As the pair have been in the big city for Broadway performances of No Man’s Land, by Harold Pinter, and Samuel Beckett’s Waiting for Godot, which opened on November 24, they have been making the most of their spare time.
They’ve been stopping by iconic tourist destinations like Times Square and the bridge, posing with their likenesses at Madam Tussauds and posting their adventures on Twitter.
And donning Vladimir and Estragon’s iconic bowler hats, they could not wait to pose for a photo with Sesame Street character Elmo.
The two first appeared in this production of Godot in 2009 on London’s West End.
Sir Ian said: “I think New York audiences are some of the brightest in the world, and certainly the most enthusiastic.
“I think this will be my last outing to Broadway, probably, so I might as well go out with a bang doing two plays in wonderful company.”

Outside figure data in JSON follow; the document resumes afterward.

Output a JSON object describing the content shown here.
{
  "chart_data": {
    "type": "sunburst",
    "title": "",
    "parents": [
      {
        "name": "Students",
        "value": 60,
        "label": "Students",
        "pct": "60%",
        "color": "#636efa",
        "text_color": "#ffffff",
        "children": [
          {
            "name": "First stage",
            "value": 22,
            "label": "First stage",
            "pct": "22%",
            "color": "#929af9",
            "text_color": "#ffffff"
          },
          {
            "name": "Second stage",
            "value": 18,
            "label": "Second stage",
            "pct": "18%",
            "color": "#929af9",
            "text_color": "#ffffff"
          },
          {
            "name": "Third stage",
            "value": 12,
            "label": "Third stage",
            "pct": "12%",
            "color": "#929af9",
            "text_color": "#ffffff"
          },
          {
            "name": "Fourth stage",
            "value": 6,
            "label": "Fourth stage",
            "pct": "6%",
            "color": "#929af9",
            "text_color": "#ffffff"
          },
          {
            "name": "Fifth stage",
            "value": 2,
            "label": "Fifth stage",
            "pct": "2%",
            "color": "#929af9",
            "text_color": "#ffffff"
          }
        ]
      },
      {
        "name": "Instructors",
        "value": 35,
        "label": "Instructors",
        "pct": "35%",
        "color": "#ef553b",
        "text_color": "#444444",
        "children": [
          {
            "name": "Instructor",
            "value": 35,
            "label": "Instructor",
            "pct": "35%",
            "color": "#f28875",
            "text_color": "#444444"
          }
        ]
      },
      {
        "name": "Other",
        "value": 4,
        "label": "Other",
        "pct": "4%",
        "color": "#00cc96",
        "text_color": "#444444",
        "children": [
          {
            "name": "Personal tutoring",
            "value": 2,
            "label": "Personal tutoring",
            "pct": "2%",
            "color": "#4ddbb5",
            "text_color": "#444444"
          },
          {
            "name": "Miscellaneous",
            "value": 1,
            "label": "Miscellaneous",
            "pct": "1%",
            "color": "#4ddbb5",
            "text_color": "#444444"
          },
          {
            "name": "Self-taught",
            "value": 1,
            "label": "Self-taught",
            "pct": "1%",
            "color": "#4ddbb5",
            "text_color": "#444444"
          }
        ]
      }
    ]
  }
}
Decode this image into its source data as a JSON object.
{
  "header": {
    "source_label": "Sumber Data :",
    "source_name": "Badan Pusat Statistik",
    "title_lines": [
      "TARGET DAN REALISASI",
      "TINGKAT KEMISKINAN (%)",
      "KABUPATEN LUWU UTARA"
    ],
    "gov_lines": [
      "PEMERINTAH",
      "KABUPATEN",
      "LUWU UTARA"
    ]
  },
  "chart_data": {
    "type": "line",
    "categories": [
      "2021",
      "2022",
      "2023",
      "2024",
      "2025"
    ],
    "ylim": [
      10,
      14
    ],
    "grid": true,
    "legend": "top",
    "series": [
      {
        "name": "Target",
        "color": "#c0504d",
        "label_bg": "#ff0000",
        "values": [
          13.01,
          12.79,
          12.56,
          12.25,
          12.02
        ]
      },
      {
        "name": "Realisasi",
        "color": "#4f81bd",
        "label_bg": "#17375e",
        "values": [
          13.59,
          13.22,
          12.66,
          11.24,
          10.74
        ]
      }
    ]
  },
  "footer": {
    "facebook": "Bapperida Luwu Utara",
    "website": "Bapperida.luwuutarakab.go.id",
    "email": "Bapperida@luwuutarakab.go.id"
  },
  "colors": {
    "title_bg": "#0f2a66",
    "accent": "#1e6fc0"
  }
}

Meanwhile, Sir Ian is to be honoured at a special concert tonight to mark World Aid’s Day, which is on December 1.
The gig, held at The Colburn School, a world-class performing arts school in Los Angeles, will take place a day before the official anniversary to “remember the 35 million people who have died of HIV/AIDS.”
One part of the night involves saying thank you to those honorees who’ve worked on behalf of those with HIV to create more awareness, better health choices, and a community of support. Robin Smalley, who co-founded mothers2mothers, and Sir Patrick Stewart will also be honored.
Meanwhile, the openly gay actor, who spent his early years in Wigan, admitted he wished had come out earlier, as he first addressed his sexuality with the media in 1988, aged 49.
He said: “I wish I had come out much earlier, but again, what can you do? You do what you can now.“I hadn’t given much thought about it before then, to tell you the truth.
“I was living very happily and openly as a gay man. It all happened in a bit of a rush when I decided to come out. I was angry because of a law that was anti-gay in the UK, and it was easier to come out in my indignation. When people are worrying about coming out, they’re worried about what other people will think, and about whether they’ll lose the love of their family.”